Des Weiteren wird in der elften Schulstufe zwischen Musik- und Kunstunterricht gewählt. So wird die Oberstufenausbildung individualisiert und die Anzahl der Unterrichtsfächer minimiert. Weiter stellt sich die Auswahl zwischen darstellender Geometrie, und Biologie, Physik oder Chemie.

Maturaprüfung

Die Maturaprüfung ist die standardisierte Reifeprüfung, die einheitliche Grundkompe­tenzen und gleiche Rahmenbedingungen für alle Schüler/innen schaffen soll, gleich ob sie allgemeinbildende oder berufsbildende Schulen besuchen.

Da sich Lehrplaninhalte je nach Berufsbezug unterscheiden können, können die Aufgabenstellungen in Mathematik und der Fremdsprache für AHS- und BHS-Schüler/innen variieren.

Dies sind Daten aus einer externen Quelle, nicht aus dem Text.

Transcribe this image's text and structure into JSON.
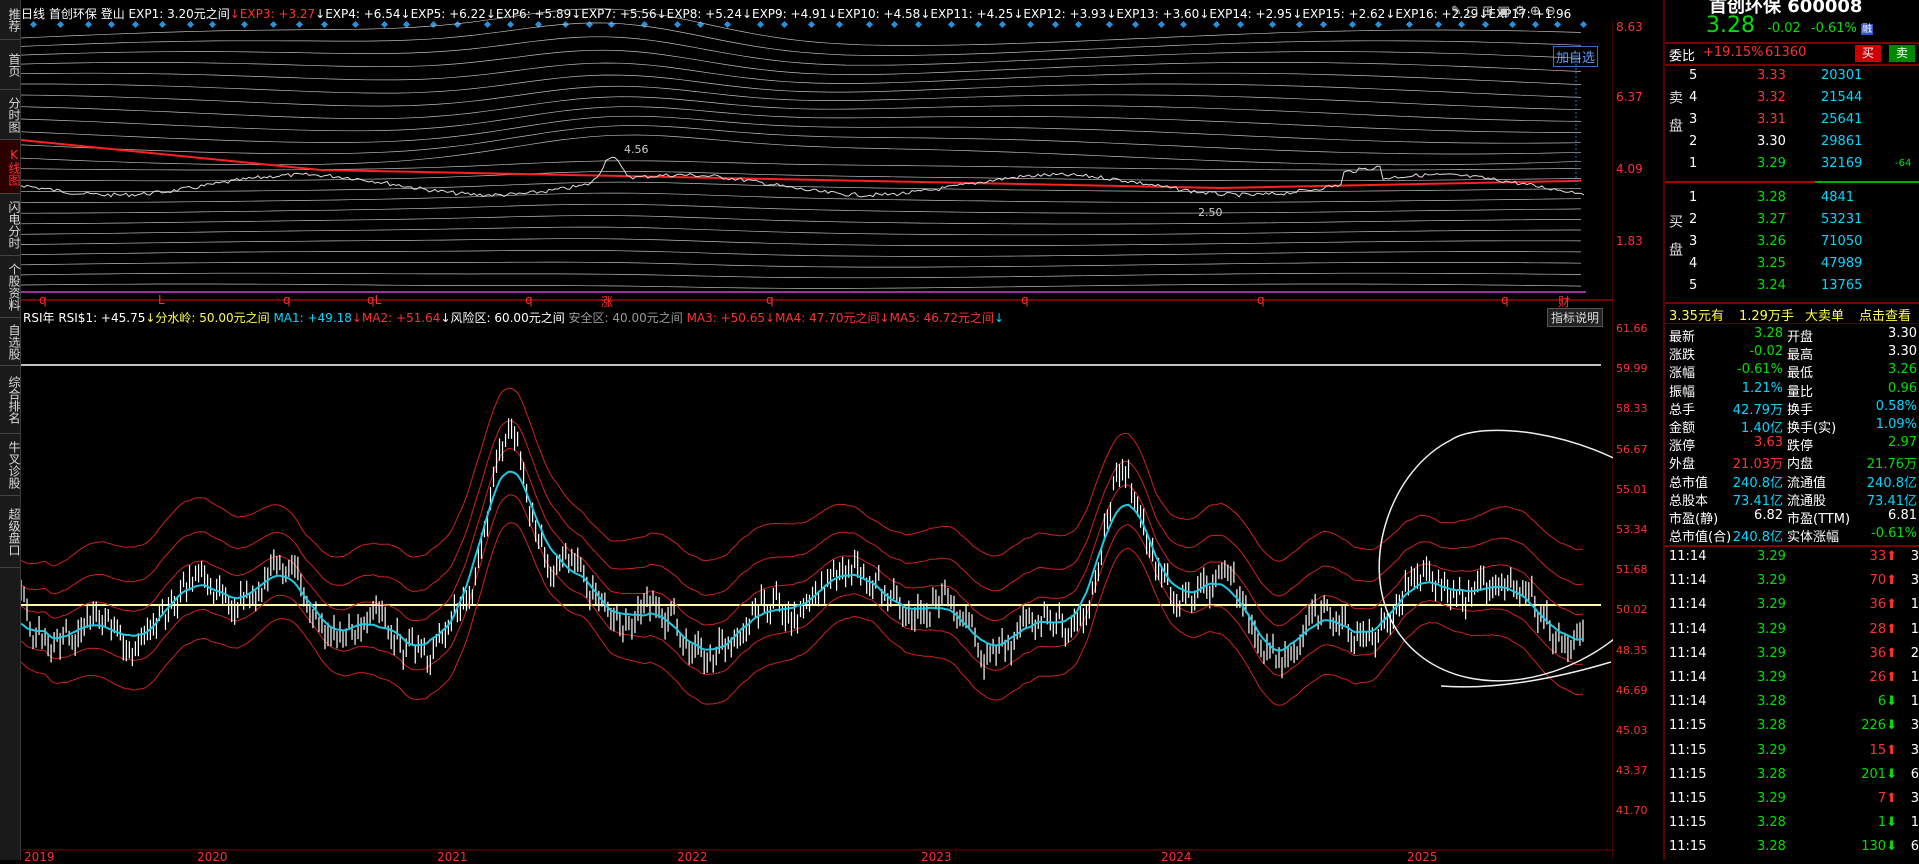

An allgemeinbildenden Höheren Schulen entscheiden die Schüler/innen selbst, ob sie drei schriftliche und drei mündliche oder vier schriftliche und zwei mündliche, also insgesamt sechs Prüfungen, ablegen. Die Schwerpunkte der Schulen können sich daher in den mündlichen Prüfungen besonders äußern, da diese nicht zentral vorgegeben werden, sondern schulautonom gestellt werden. Außerdem schreiben alle Schüler/innen eine vorwissenschaftliche Facharbeit zu einem eigens ausgewählten Thema, welche sie als Prüfungsleistung der Prüfungskommission vorstellen.

Berufsbildende Höhere Schulen bieten, genau wie die AHS, die Auswahl der Prüfungsfächer an, wobei die allgemein bildenden Fächer standardisiert vorgegeben werden. Die Reifeprüfung läuft im Grundsatz wie bei allgemeinbildenden Schulen ab, allerdings schreiben Schüler/innen der BHS eine Diplomarbeit zu einer berufs- oder betriebspraktischen Fragestellung, welche sie in einer mündlichen Prüfung der Prüfungskommission vorzutragen haben. Der Vorteil gegenüber einer AHS ist, dass man mit der Matura sowohl die Studienberechtigung als auch eine komplette höhere Berufsausbildung erhält. Allerdings dauert die Schulausbildung ein Jahr länger als an einer konventionellen AHS.

Es besteht außerdem die Möglichkeit, die Matura an einem Abendgymnasium abzulegen. Solche Institutionen bieten vor allem Berufstätigen die Möglichkeit, eine vollwertige Matura zu erwerben. Diese Option steht auch Schulabbrechern offen, die ihren Schulbesuch an einer Tagesschule nicht weiterführen können oder möchten.